The young leave the nest after 17 to 21 days. The family stays together for another month or two, with the fledglings clamoring for food and their parents obliging them, even when the juveniles are almost adult-size. In the North, blue jays raise one brood per summer; jays in the South may rear two broods. When the adults molt in July and August, their new plumage comes in a lustrous, beautiful blue. (In fact, the blue of the birds’ plumage is not caused by pigmentation but by feather structure: small air pockets in the feathering do not absorb the blue part of the light spectrum and instead cause it to scatter, giving an appearance of blue. Grind up a jay’s feather and all that is left is a blackish powder.)
In late summer and early fall, family groups merge into larger foraging flocks. As the weather grows colder these groups fragment again into smaller bands. Birds from Canada shift southward in September and October, and juveniles from the northern United States also drift to the south. In some years—perhaps when wild nuts or mast are scarce—blue jays move in large numbers. Accipiters, particularly sharp-shinned and Cooper’s hawks, accompany the flocks, picking off unwary members. Blue jays are common migrants in Pennsylvania in April and early May. Jays commonly cross open areas very carefully in a single file. The longevity record for the species is 16 years in the wild, but a captive jay lived 26 years and three months. Among adults, the annual survival rate is estimated at 55%.
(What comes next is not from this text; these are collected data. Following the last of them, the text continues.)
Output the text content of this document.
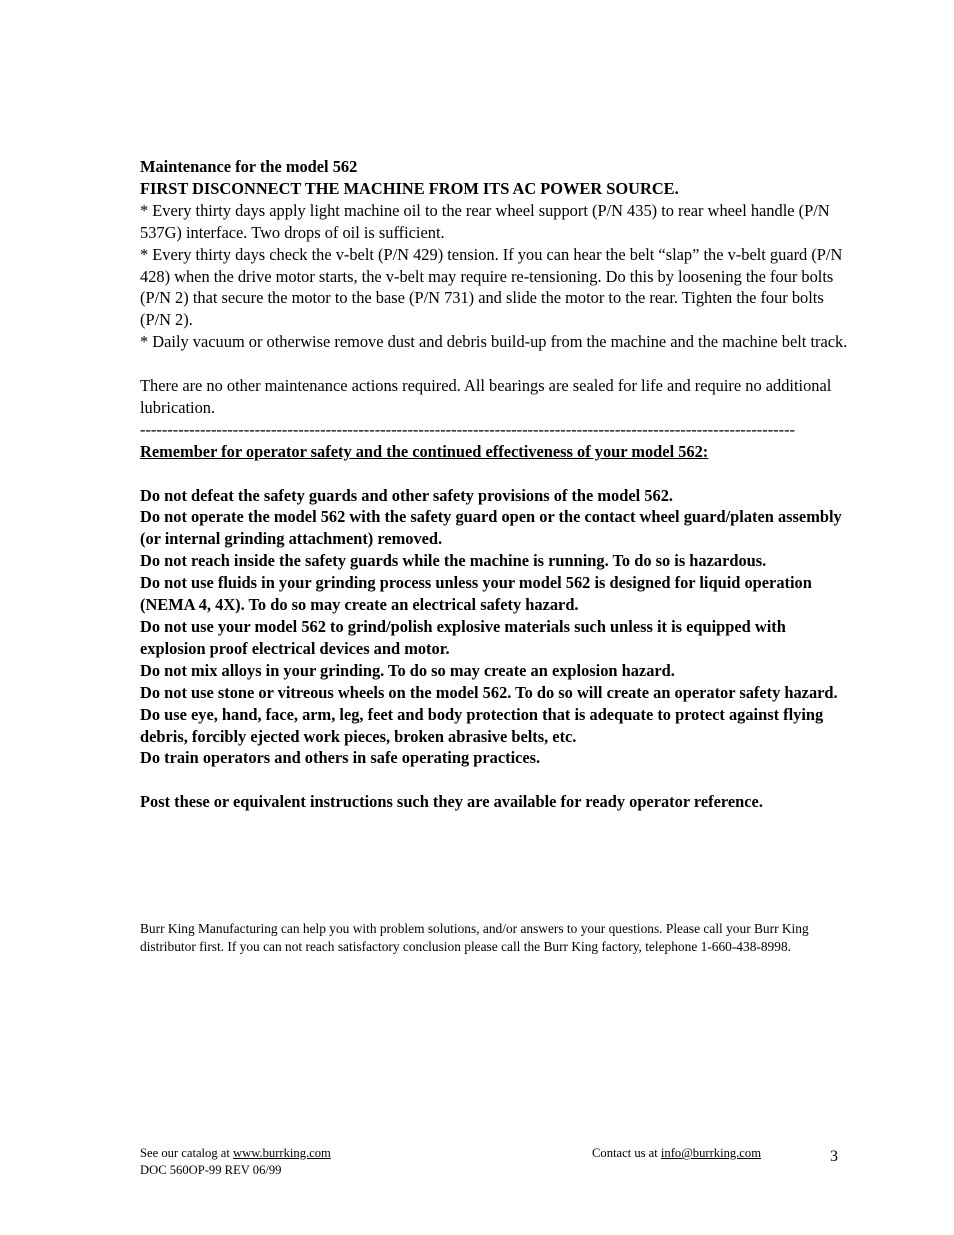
Maintenance for the model 562

FIRST DISCONNECT THE MACHINE FROM ITS AC POWER SOURCE.

* Every thirty days apply light machine oil to the rear wheel support (P/N 435) to rear wheel handle (P/N 537G) interface. Two drops of oil is sufficient.

* Every thirty days check the v-belt (P/N 429) tension. If you can hear the belt “slap” the v-belt guard (P/N 428) when the drive motor starts, the v-belt may require re-tensioning. Do this by loosening the four bolts (P/N 2) that secure the motor to the base (P/N 731) and slide the motor to the rear. Tighten the four bolts (P/N 2).

* Daily vacuum or otherwise remove dust and debris build-up from the machine and the machine belt track.

There are no other maintenance actions required. All bearings are sealed for life and require no additional lubrication.

------------------------------------------------------------------------------------------------------------------------

Remember for operator safety and the continued effectiveness of your model 562:

Do not defeat the safety guards and other safety provisions of the model 562.

Do not operate the model 562 with the safety guard open or the contact wheel guard/platen assembly (or internal grinding attachment) removed.

Do not reach inside the safety guards while the machine is running. To do so is hazardous.

Do not use fluids in your grinding process unless your model 562 is designed for liquid operation (NEMA 4, 4X). To do so may create an electrical safety hazard.

Do not use your model 562 to grind/polish explosive materials such unless it is equipped with explosion proof electrical devices and motor.

Do not mix alloys in your grinding. To do so may create an explosion hazard.

Do not use stone or vitreous wheels on the model 562. To do so will create an operator safety hazard.

Do use eye, hand, face, arm, leg, feet and body protection that is adequate to protect against flying debris, forcibly ejected work pieces, broken abrasive belts, etc.

Do train operators and others in safe operating practices.

Post these or equivalent instructions such they are available for ready operator reference.

Burr King Manufacturing can help you with problem solutions, and/or answers to your questions. Please call your Burr King distributor first. If you can not reach satisfactory conclusion please call the Burr King factory, telephone 1-660-438-8998.
See our catalog at www.burrking.com
DOC 560OP-99 REV 06/99
Contact us at info@burrking.com	3
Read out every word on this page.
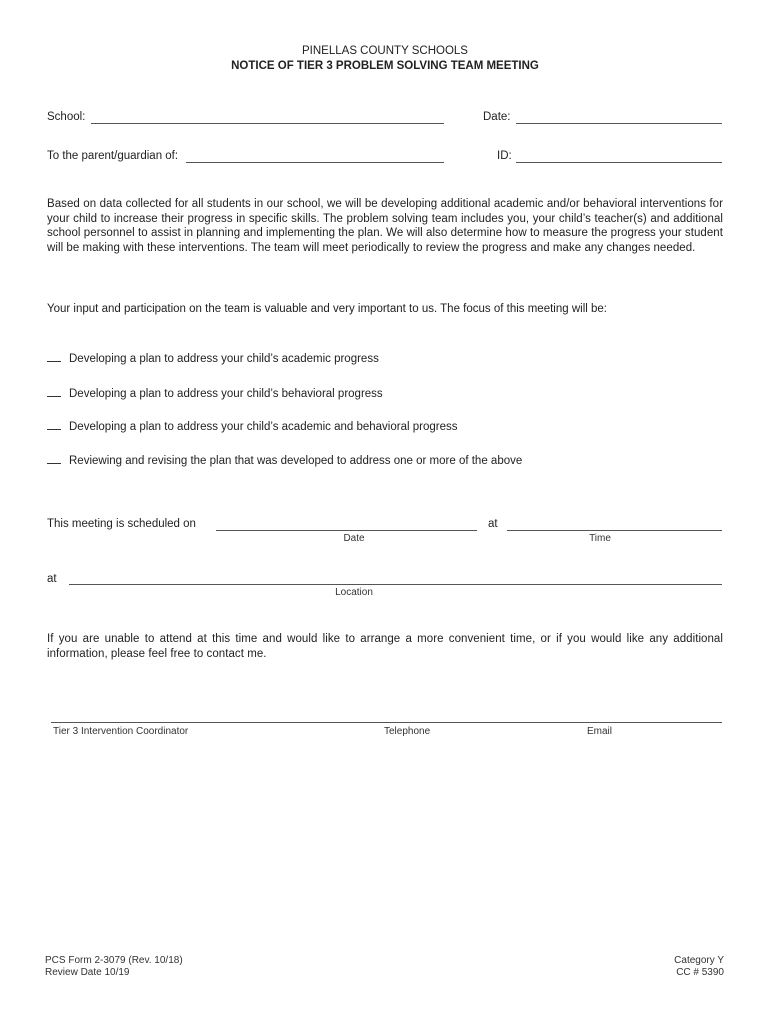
PINELLAS COUNTY SCHOOLS
NOTICE OF TIER 3 PROBLEM SOLVING TEAM MEETING
School:	Date:
To the parent/guardian of:	ID:
Based on data collected for all students in our school, we will be developing additional academic and/or behavioral interventions for your child to increase their progress in specific skills. The problem solving team includes you, your child’s teacher(s) and additional school personnel to assist in planning and implementing the plan. We will also determine how to measure the progress your student will be making with these interventions. The team will meet periodically to review the progress and make any changes needed.
Your input and participation on the team is valuable and very important to us. The focus of this meeting will be:
Developing a plan to address your child’s academic progress
Developing a plan to address your child’s behavioral progress
Developing a plan to address your child’s academic and behavioral progress
Reviewing and revising the plan that was developed to address one or more of the above
This meeting is scheduled on	at
Date	Time
at
Location
If you are unable to attend at this time and would like to arrange a more convenient time, or if you would like any additional information, please feel free to contact me.
Tier 3 Intervention Coordinator	Telephone	Email
PCS Form 2-3079 (Rev. 10/18)
Review Date 10/19
Category Y
CC # 5390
Habitat – Blue jays are fairly cosmopolitan, living in a wide variety of wooded habitats but avoid strictly coniferous forests and are less common in deep forests than in smaller woodlots. They thrive in areas with plentiful nut-bearing oak and beech trees. Although primarily forest birds, blue jays have adapted to breed in cities and towns, where they nest in parks, cemeteries, yards, and along tree-lined streets.
Population – The population in Pennsylvania and the Northeast is healthy. On a continental scale, the species is expanding northwest into Canada. Blue jays, like other members of the crow family, are susceptible to West Nile virus, but the population seems somewhat resilient despite this vulnerability. Biologists estimate there are two or three breeding pairs of blue jays per 100 acres of suitable habitat.